A 1000% jump in the penny stock of a company with no staff and a high school investing club that doubled its money are just two examples of the big gains to be made from a retail share trading boom that shows no sign of flagging in 2021.
Three weeks into the year, as world markets hit new record highs, retail investors, often trading from home on mobile phones, are credited with boosting the fortunes of the small-cap Russell 3,000 share index, where 10 of the top 20 best performers have surged by around 75% since the start of 2021.
There is little or no research coverage on some of these companies in the Russell index, such as cannabis data aggregator Akerna which has doubled in value already this year.
Shares in an over-the-counter traded U.S. healthcare company Signal Advance soared to $70 from 70 cents in under a week after Signal was mistaken for an unlisted texting app also called Signal that Tesla founder Elon Musk had tweeted about, saying “use Signal.”
“These are not normal markets!!” -- Deutsche Bank strategist Jim Reid said.
Signal Advance shares have since dropped to $7, but early punters would have netted hefty gains.
Retail broker eToro told Reuters it registered more than 380,000 new users in the first 11 days of 2021, adding to the five million who used it to trade last year. It says a third of its base joined in 2020 when trading on its platform surged five-fold from 2019 to $1.5 trillion.
Retail investors’ participation in U.S. equity order flows increased to nearly 20% in 2020 from 15% in 2019, while orders from long-only funds fell to 6.4% last year from 9.7% in 2019, data from Swiss bank UBS showed.

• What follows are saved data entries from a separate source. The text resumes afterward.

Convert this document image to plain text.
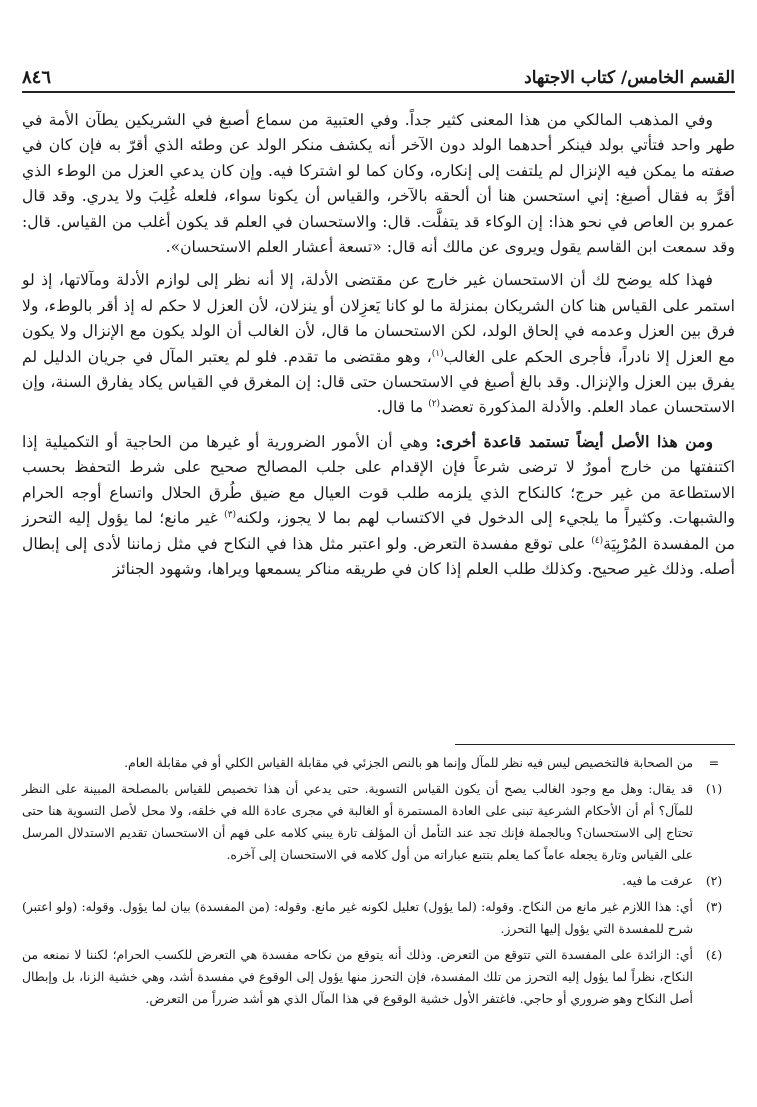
القسم الخامس/ كتاب الاجتهاد
٨٤٦

وفي المذهب المالكي من هذا المعنى كثير جداً. وفي العتبية من سماع أصبغ في الشريكين يطآن الأمة في طهر واحد فتأتي بولد فينكر أحدهما الولد دون الآخر أنه يكشف منكر الولد عن وطئه الذي أقرّ به فإن كان في صفته ما يمكن فيه الإنزال لم يلتفت إلى إنكاره، وكان كما لو اشتركا فيه. وإن كان يدعي العزل من الوطء الذي أقرَّ به فقال أصبغ: إني استحسن هنا أن ألحقه بالآخر، والقياس أن يكونا سواء، فلعله غُلِبَ ولا يدري. وقد قال عمرو بن العاص في نحو هذا: إن الوكاء قد يتفلَّت. قال: والاستحسان في العلم قد يكون أغلب من القياس. قال: وقد سمعت ابن القاسم يقول ويروى عن مالك أنه قال: «تسعة أعشار العلم الاستحسان».

فهذا كله يوضح لك أن الاستحسان غير خارج عن مقتضى الأدلة، إلا أنه نظر إلى لوازم الأدلة ومآلاتها، إذ لو استمر على القياس هنا كان الشريكان بمنزلة ما لو كانا يَعزِلان أو ينزلان، لأن العزل لا حكم له إذ أقر بالوطء، ولا فرق بين العزل وعدمه في إلحاق الولد، لكن الاستحسان ما قال، لأن الغالب أن الولد يكون مع الإنزال ولا يكون مع العزل إلا نادراً، فأجرى الحكم على الغالب$^{(١)}$، وهو مقتضى ما تقدم. فلو لم يعتبر المآل في جريان الدليل لم يفرق بين العزل والإنزال. وقد بالغ أصبغ في الاستحسان حتى قال: إن المغرق في القياس يكاد يفارق السنة، وإن الاستحسان عماد العلم. والأدلة المذكورة تعضد$^{(٢)}$ ما قال.

ومن هذا الأصل أيضاً تستمد قاعدة أخرى: وهي أن الأمور الضرورية أو غيرها من الحاجية أو التكميلية إذا اكتنفتها من خارج أمورٌ لا ترضى شرعاً فإن الإقدام على جلب المصالح صحيح على شرط التحفظ بحسب الاستطاعة من غير حرج؛ كالنكاح الذي يلزمه طلب قوت العيال مع ضيق طُرق الحلال واتساع أوجه الحرام والشبهات. وكثيراً ما يلجيء إلى الدخول في الاكتساب لهم بما لا يجوز، ولكنه$^{(٣)}$ غير مانع؛ لما يؤول إليه التحرز من المفسدة المُرْبِيَة$^{(٤)}$ على توقع مفسدة التعرض. ولو اعتبر مثل هذا في النكاح في مثل زماننا لأدى إلى إبطال أصله. وذلك غير صحيح. وكذلك طلب العلم إذا كان في طريقه مناكر يسمعها ويراها، وشهود الجنائز

=
من الصحابة فالتخصيص ليس فيه نظر للمآل وإنما هو بالنص الجزئي في مقابلة القياس الكلي أو في مقابلة العام.
(١)
قد يقال: وهل مع وجود الغالب يصح أن يكون القياس التسوية. حتى يدعي أن هذا تخصيص للقياس بالمصلحة المبينة على النظر للمآل؟ أم أن الأحكام الشرعية تبنى على العادة المستمرة أو الغالبة في مجرى عادة الله في خلقه، ولا محل لأصل التسوية هنا حتى تحتاج إلى الاستحسان؟ وبالجملة فإنك تجد عند التأمل أن المؤلف تارة يبني كلامه على فهم أن الاستحسان تقديم الاستدلال المرسل على القياس وتارة يجعله عاماً كما يعلم بتتبع عباراته من أول كلامه في الاستحسان إلى آخره.
(٢)
عرفت ما فيه.
(٣)
أي: هذا اللازم غير مانع من النكاح. وقوله: (لما يؤول) تعليل لكونه غير مانع. وقوله: (من المفسدة) بيان لما يؤول. وقوله: (ولو اعتبر) شرح للمفسدة التي يؤول إليها التحرز.
(٤)
أي: الزائدة على المفسدة التي تتوقع من التعرض. وذلك أنه يتوقع من نكاحه مفسدة هي التعرض للكسب الحرام؛ لكننا لا نمنعه من النكاح، نظراً لما يؤول إليه التحرز من تلك المفسدة، فإن التحرز منها يؤول إلى الوقوع في مفسدة أشد، وهي خشية الزنا، بل وإبطال أصل النكاح وهو ضروري أو حاجي. فاغتفر الأول خشية الوقوع في هذا المآل الذي هو أشد ضرراً من التعرض.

“Historically, people have had to sort of give up their day jobs if they wanted to be a day trader... this is a much different and probably stickier phenomenon than we saw during the dotcom bubble,” the head of equity trading strategy at a U.S. bank said.
He was referring to the late-1990s tech stocks run-up which ended with a crash in 2000.
The reasons for the retail rush are well-documented -- lockdowns that boosted savings rates, policy stimulus that has put money into people’s pockets, the lack of sporting events to bet on and zero return on cash savings.
More importantly the mushrooming of mobile trading apps have made it easy for amateur stock pickers to access the $85 trillion global stock market.
Robinhood, one of the biggest apps, said it had 13 million users as of last May, half of them first-time investors with a median age of 31 years. It declined to reveal more up-to-date figures.
Some wannabe investors are just teenagers.
Rob Almeida, a portfolio manager at MFS Investment Management said his 16-year old son was mocked by his friend, who runs an investment club at school, for making a 30% return from a MFS fund last year while they were doubling or tripling their money by investing in stocks via mobile apps.
“His buddies were teasing him, because they considered that a pretty meager return. So all of that points to me ... frothiness,” Almeida said.
He noted too that the cash flooding into the markets was colliding with tight net supply of new equity, something evident in the performance of new listings, such as AirbnB and DoorDash. Both companies doubled on debut.
A Renaissance ETF that measures the performance of U.S. IPOs is up 200% since March, versus 57% for the benchmark index.
There are signs that retail players are moving to trade derivatives. Almeida noted “a lot more” buying of single-stock options, derivatives that allow holders to buy shares at pre-determined prices.
Volumes of such option contracts surged last month to 60.1 million, almost triple January 2020 levels, based on data from the Options Clearing Corporation, the world’s biggest derivatives clearing house.
The trend is worrying because dealers who sell these derivatives must hedge their risk with a long position on the corresponding stock, inflating prices further.
The sheer momentum and prospect of double-digit returns is sucking in more players to the markets. Some market professionals are worried a crash is inevitable.
Keith Temperton, a sales trader at Forte Securities brokerage, blames an “explosion” of chatter on internet forums for “speculative bubbly moves in illiquid small cap names.”
“This has not ended well historically,” he said.